Zum Haareraufen: Trainer Andreas Sorg steckt mit dem FC Homburg II tief im Tabellenkeller.
Zum Haareraufen: Trainer Andreas Sorg steckt mit dem FC Homburg II tief im Tabellenkeller. FOTO: maw / Martin Wittenmeier
Homburg. Unterschiedlicher könnten die Voraussetzungen vor der Saarlandliga-Partie am Sonntag zwischen dem FC Homburg II und der SV Elversberg II (15.30 Uhr auf dem Kunstrasenplatz vor dem Waldstadion) nicht sein. Von Markus Hagen

Während die SVE als Tabellenführer um den Aufstieg in die Oberliga kämpft, steckt die U23 des FC Homburg als Tabellen-15. mitten im Kampf um den Klassenverbleib.

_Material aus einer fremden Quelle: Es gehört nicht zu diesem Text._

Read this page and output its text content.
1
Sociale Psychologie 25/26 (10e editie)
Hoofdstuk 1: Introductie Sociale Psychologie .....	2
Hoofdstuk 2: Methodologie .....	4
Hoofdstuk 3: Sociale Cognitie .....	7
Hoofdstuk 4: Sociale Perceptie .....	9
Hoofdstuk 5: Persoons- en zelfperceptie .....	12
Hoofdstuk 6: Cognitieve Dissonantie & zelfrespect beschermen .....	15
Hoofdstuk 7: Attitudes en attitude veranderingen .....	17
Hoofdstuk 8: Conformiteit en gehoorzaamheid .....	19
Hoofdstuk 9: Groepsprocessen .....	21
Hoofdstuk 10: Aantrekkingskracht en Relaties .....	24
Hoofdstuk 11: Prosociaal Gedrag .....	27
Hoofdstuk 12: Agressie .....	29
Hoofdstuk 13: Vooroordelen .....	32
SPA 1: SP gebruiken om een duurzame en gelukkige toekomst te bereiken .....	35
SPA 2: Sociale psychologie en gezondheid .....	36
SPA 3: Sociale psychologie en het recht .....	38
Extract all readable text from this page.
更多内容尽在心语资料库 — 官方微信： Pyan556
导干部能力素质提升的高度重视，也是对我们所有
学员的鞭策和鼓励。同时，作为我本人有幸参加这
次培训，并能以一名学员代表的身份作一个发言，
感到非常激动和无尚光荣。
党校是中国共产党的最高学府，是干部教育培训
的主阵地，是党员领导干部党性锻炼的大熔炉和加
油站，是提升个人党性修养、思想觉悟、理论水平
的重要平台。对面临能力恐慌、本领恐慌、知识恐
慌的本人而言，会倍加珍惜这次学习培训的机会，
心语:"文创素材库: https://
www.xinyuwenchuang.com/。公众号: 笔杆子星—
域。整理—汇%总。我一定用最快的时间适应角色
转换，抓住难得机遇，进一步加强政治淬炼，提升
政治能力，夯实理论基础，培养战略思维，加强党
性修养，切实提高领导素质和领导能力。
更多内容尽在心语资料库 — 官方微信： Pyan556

„Mit dieser Situation müssen meine Jungs umgehen“, hofft Homburgs Trainer Andreas Sorg, dass seine Mannschaft im Abstiegskampf die Nerven behält. Zuletzt war dies aber nicht der Fall. Beim SV Mettlach lagen die Grün-Weißen bis zur 88. Minute mit 1:0 in Führung, doch dann führten eklatante Fehler zur 1:2-Niederlage. Nicht besser war das Ergebnis im „Sechs-Punktespiel“ am vergangenen Samstag beim Oberligaabsteiger FV Eppelborn. 2:4 verlor der FC Homburg gegen den Tabellennachbarn. Sorg vermisste besonders die Zweikampfhärte. „Wir müssen uns einfach mehr durchsetzen, ansonsten wird es eng.“ Erst recht, wenn es am Sonntag gegen den Tabellenführer Elversberg II geht.

Das Team von Trainer Marco Emich, über zehn Jahre Trainer beim Nachbarn FSV Jägersburg tätig, geht als Favorit in die 90 Minuten. Sorgs Hoffnung: „Vielleicht wird es für uns leichter, weil wir als klarer Außenseiter am Sonntag nichts zu verlieren haben.“ Es gelte, alles abzurufen. Vom Kampf bis zu taktischer Disziplin müssten seine Jungs alles geben.



Dazu zählen auch die Spieler aus dem Regionalligakader, die regelmäßig bei der Zweiten auflaufen. Viel gebracht hat ihr Einsatz bisher nicht, wie man an den Ergebnissen ablesen kann. Sicherlich sei es nicht einfach, wenn Woche für Woche eine andere Mannschaft auf dem Platz gehe. Doch besonders von den Spielern aus dem Aufgebot von Jürgen Luginger dürfe man mehr erwarten.